Curaleaf Observes Delaware Base to Tighten U.S. Footprint
DOVER – Curaleaf Holdings Inc. has filed for shareholder approval to relocate its corporate domicile from British Columbia, Canada, to Delaware, a change designed to match its heavy concentration of business in the American market. The proposal, detailed in a filing with Canadian regulators, calls for a special meeting on or about February 23 to secure the necessary votes.
Under the plan, known as a “continuance,” Curaleaf would dissolve its Canadian entity and reemerge as a Delaware corporation without altering its day-to-day operations or equity structure. Each subordinate voting share, multiple voting share, and exchangeable share would convert one-for-one into equivalent Delaware common stock, with stock options and restricted units adjusted accordingly. Trading would persist on the Toronto Stock Exchange under the $CURA ticker and on the OTCQX market, ensuring continuity for investors.

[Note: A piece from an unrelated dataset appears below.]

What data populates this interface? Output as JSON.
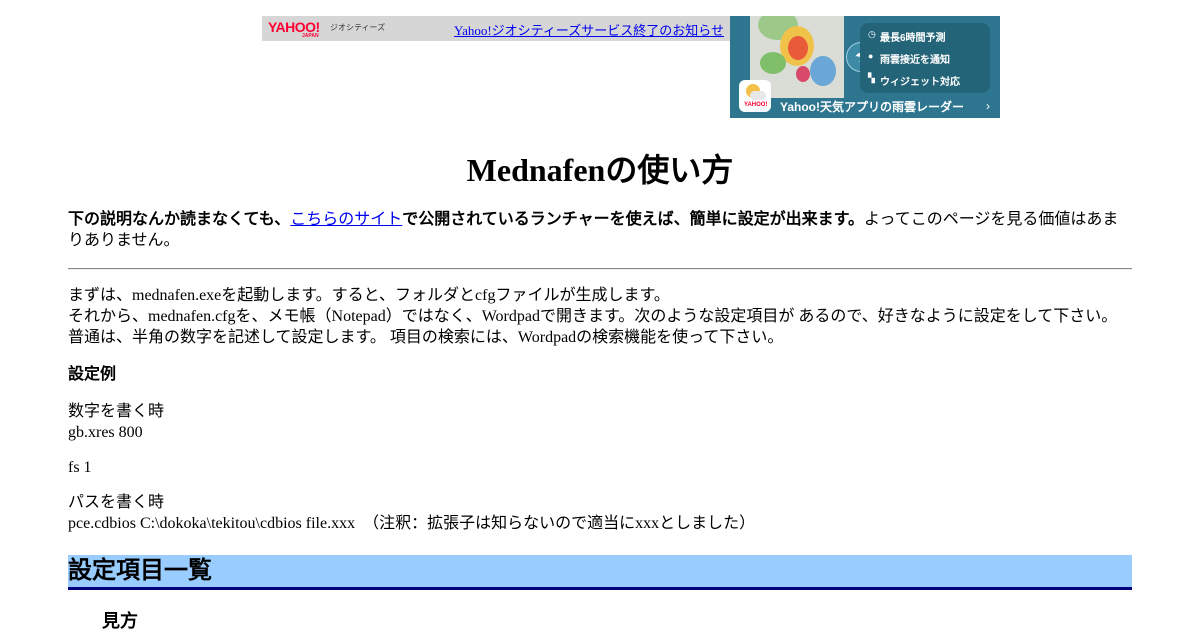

Company leaders frame the shift as a practical step to consolidate governance under U.S. law, where Curaleaf derives nearly all its revenue [$944.8 million in the first nine months of 2025] from 150 retail locations and cultivation facilities across 23 states. “This move will reflect and better align with our business, operational focus, and strategic objectives,” said Boris Jordan, chairman and CEO, in a statement. Delaware’s established corporate framework, with its predictable courts and investor protections, could ease access to capital and reduce cross-border compliance costs, which have long complicated Canadian-listed firms in the Cannabis sector.
The proposal arrives as federal signals in Washington grow more favorable to Cannabis reform. The Trump’s executive order to reschedule Cannabis, if finalized, could unlock banking services and tax deductions for operators like Curaleaf, whose effective tax rate exceeds 70% due to IRS Section 280E restrictions. Analysts note that a Delaware base might accelerate such benefits by simplifying SEC filings and attracting institutional money wary of foreign jurisdictions. Yet the switch requires two-thirds [66.6%] approval from voting shareholders, a threshold that could test support amid Curaleaf’s recent share price dip to around CA$4.50, down 15% YTD on softening wholesale prices.
Ultimately, this step signals Curaleaf’s confidence in a maturing U.S. market, where domestic alignment could be a subtle advantage in the race for scale. Now it’s up to shareholders to decide whether it’s the right bet.